A defining moment in my early years trying to establish a relationship with MS came right out of left field.

Although I had been long troubled by dodgy waterworks – tell me what MSer hasn’t – my GP finally decided to go beyond accepting a simple urine sample. Instead, he sent me to Kings Cross to attend the Hospital for Tropical Diseases for a catheter referral. 

My MS and bladder problems

Although I was in my mid-twenties and by no means a shrinking violet, I would be lying if I said that the name of the hospital did not terrify me. As if feeling stigmatised for having MS was not bad enough, it was not made any easier by having to attend a place for Tropical Diseases. But this was the 80s and that was where I was sent. I could have refused.
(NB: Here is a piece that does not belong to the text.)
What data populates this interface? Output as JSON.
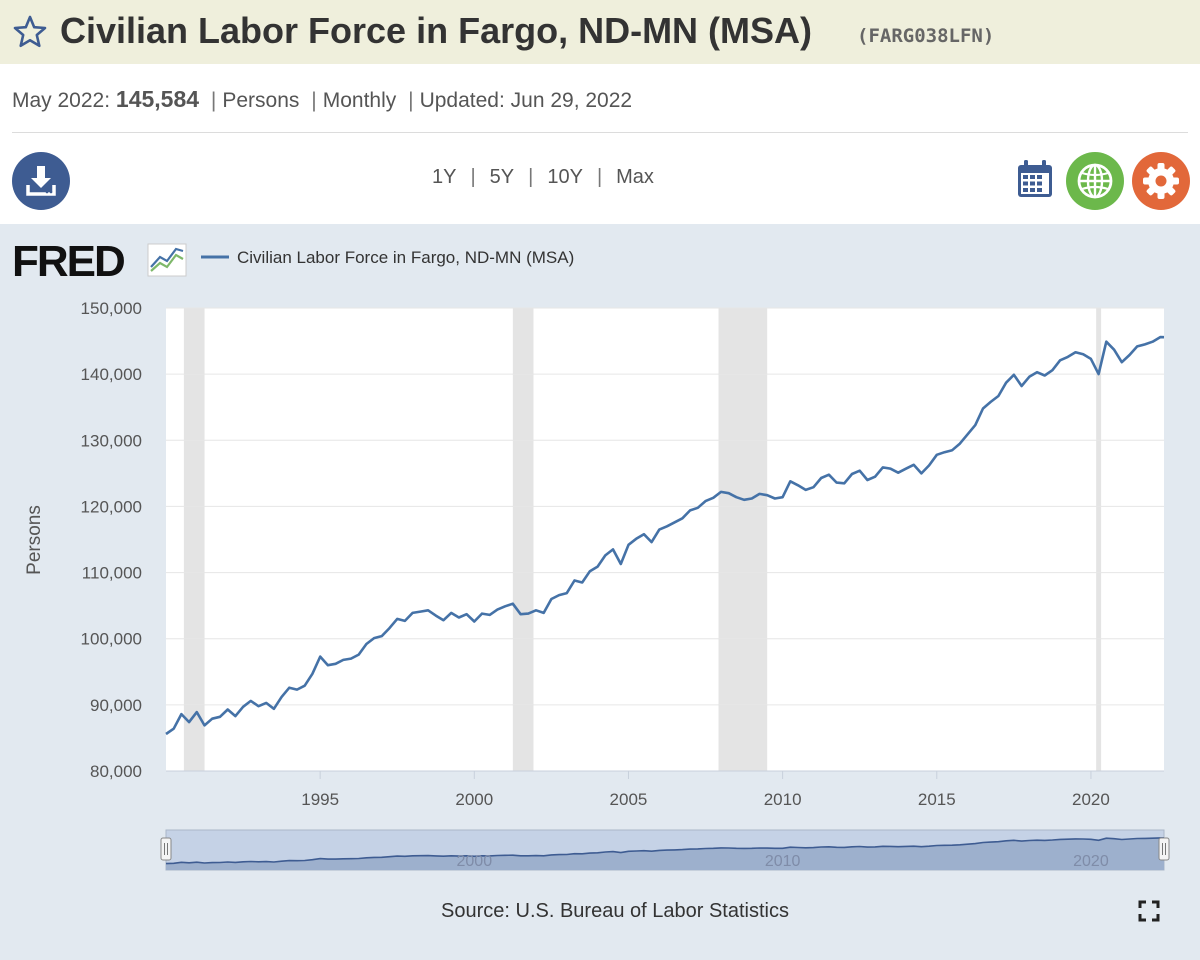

But even I realised that if it meant finding a way to cut down my nightly marathon trips to the toilet then it would be worth it.
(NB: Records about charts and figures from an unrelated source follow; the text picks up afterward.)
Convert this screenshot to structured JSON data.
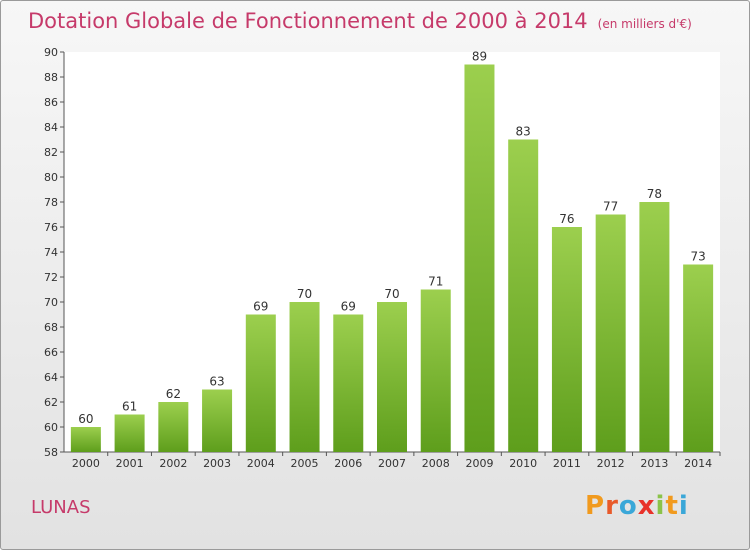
{
  "header": {
    "title": "Dotation Globale de Fonctionnement de 2000 à 2014",
    "subtitle": "(en milliers d'€)"
  },
  "footer": {
    "commune": "LUNAS",
    "logo_text": "Proxiti"
  },
  "colors": {
    "title": "#c63a6a",
    "bar_top": "#9ccf4e",
    "bar_bottom": "#5e9e1c",
    "logo": [
      "#f19a1e",
      "#e85a2a",
      "#3aa7d8",
      "#e8322a",
      "#8bc34a",
      "#f19a1e",
      "#3aa7d8"
    ]
  },
  "chart_data": {
    "type": "bar",
    "categories": [
      "2000",
      "2001",
      "2002",
      "2003",
      "2004",
      "2005",
      "2006",
      "2007",
      "2008",
      "2009",
      "2010",
      "2011",
      "2012",
      "2013",
      "2014"
    ],
    "values": [
      60,
      61,
      62,
      63,
      69,
      70,
      69,
      70,
      71,
      89,
      83,
      76,
      77,
      78,
      73
    ],
    "yticks": [
      58,
      60,
      62,
      64,
      66,
      68,
      70,
      72,
      74,
      76,
      78,
      80,
      82,
      84,
      86,
      88,
      90
    ],
    "ylim": [
      58,
      90
    ],
    "grid": false,
    "legend": "none"
  }
}
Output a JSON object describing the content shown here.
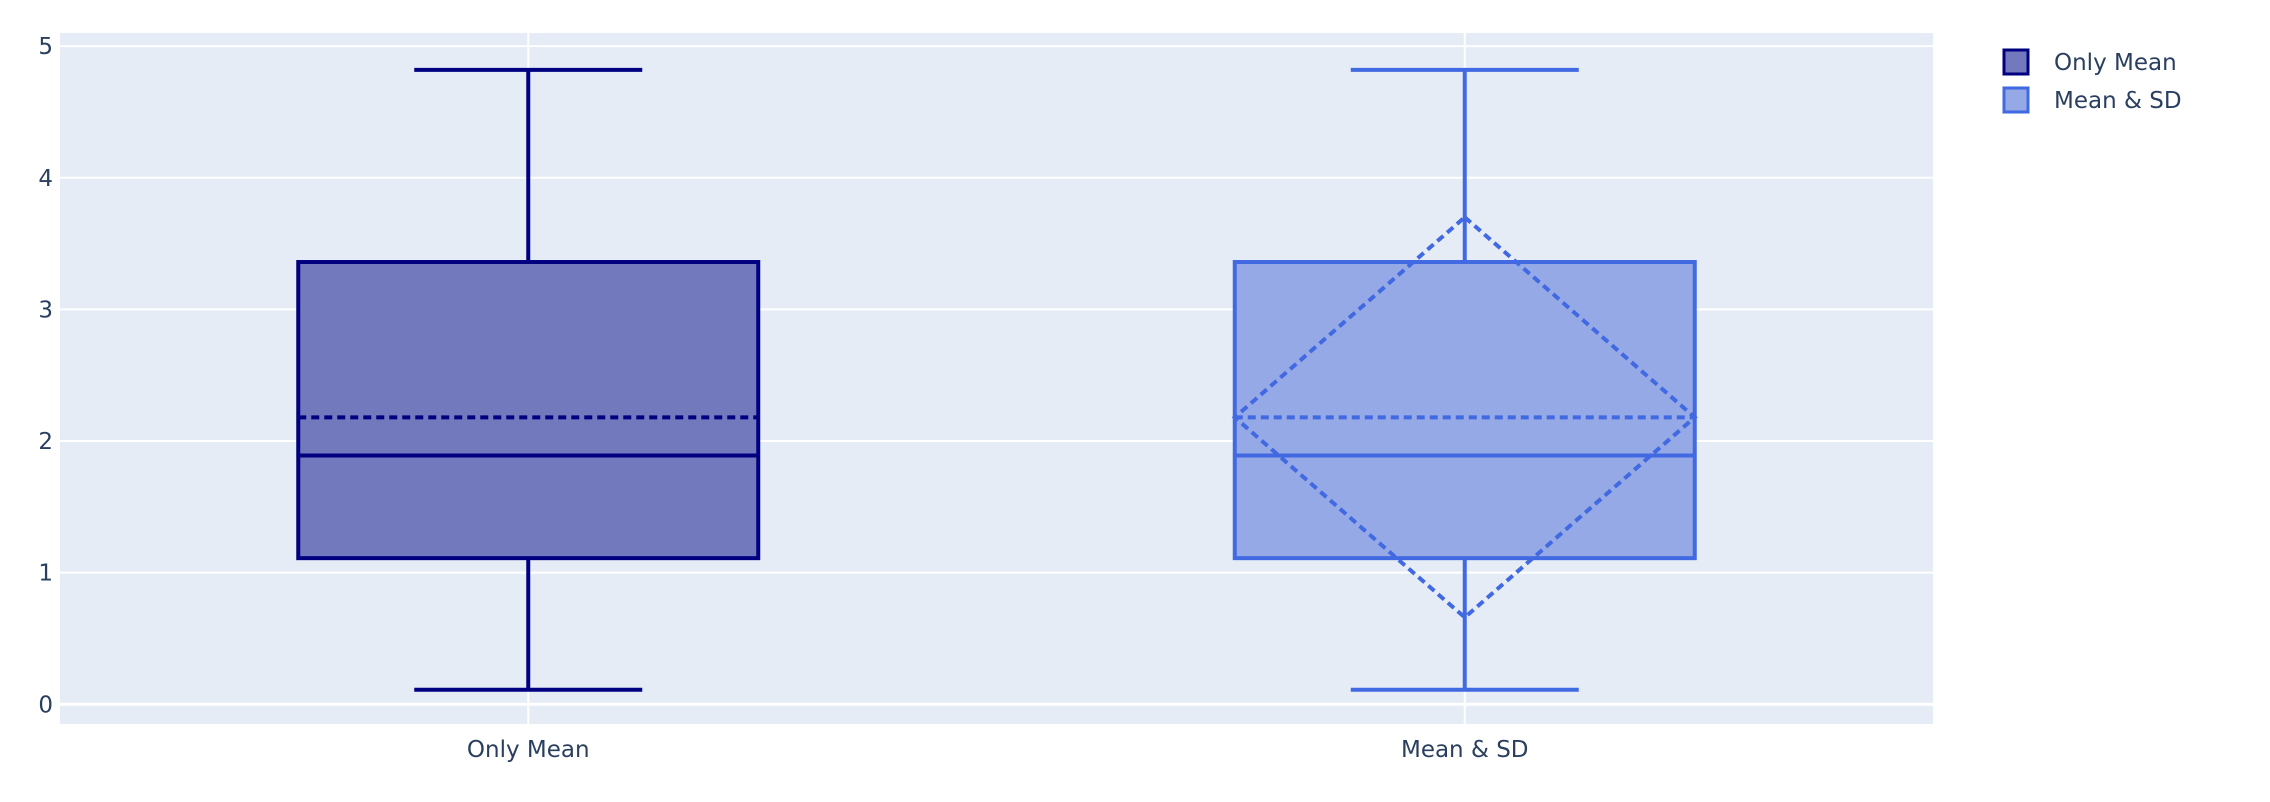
{
  "chart_data": {
    "type": "box",
    "title": "",
    "xlabel": "",
    "ylabel": "",
    "ylim": [
      -0.15,
      5.1
    ],
    "yticks": [
      0,
      1,
      2,
      3,
      4,
      5
    ],
    "grid": true,
    "legend_position": "top-right",
    "categories": [
      "Only Mean",
      "Mean & SD"
    ],
    "series": [
      {
        "name": "Only Mean",
        "category": "Only Mean",
        "whisker_low": 0.11,
        "q1": 1.11,
        "median": 1.89,
        "mean": 2.18,
        "q3": 3.36,
        "whisker_high": 4.82,
        "show_mean": true,
        "show_sd": false,
        "line_color": "#000080",
        "fill_color": "#7279bd"
      },
      {
        "name": "Mean & SD",
        "category": "Mean & SD",
        "whisker_low": 0.11,
        "q1": 1.11,
        "median": 1.89,
        "mean": 2.18,
        "sd": 1.52,
        "q3": 3.36,
        "whisker_high": 4.82,
        "show_mean": true,
        "show_sd": true,
        "line_color": "#4169e1",
        "fill_color": "#95a9e6"
      }
    ]
  },
  "style": {
    "plot_bg": "#e5ecf6",
    "grid_color": "#ffffff",
    "text_color": "#2a3f5f"
  }
}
After all, having already endured an MRI and not to mention a spinal tap, I now saw myself as an MS veteran. A martyr to the cause. However, without really understanding what catheterisation was (or even telling my family because I had decided to go my own way without them) I travelled to Kings Cross alone.

Learning about self-catheterisation

What I remember of that afternoon was being spoken to with extreme kindness and understanding by nurse Mandy. For some reason and perhaps unsurprisingly, her name has stuck with me all these years on. Perhaps because the trust between us was implicit in view of what was about to happen.

Nurse Mandy’s job was to instruct me on how to insert and guide a flexible 16 inch tube through the tip of my penis, which she did with reassurance and care. It was a pretty big deal for me, as up until then anything I had undergone had not been as intrusive, but I survived.

A solution to my bladder problems

Suddenly there was a solution to emptying my bladder that became easier until, eventually, I felt I had regained enough bladder control to get by without any catheter assistance. 

After all these years, and having successfully navigated a number of other health hurdles as a sixty-one-year-old man, I can say self-catheterisation was just as painless as I found a recent prostate examination to be. It holds no fear for me any more – a very hungry catheter is far preferable to a very full bladder!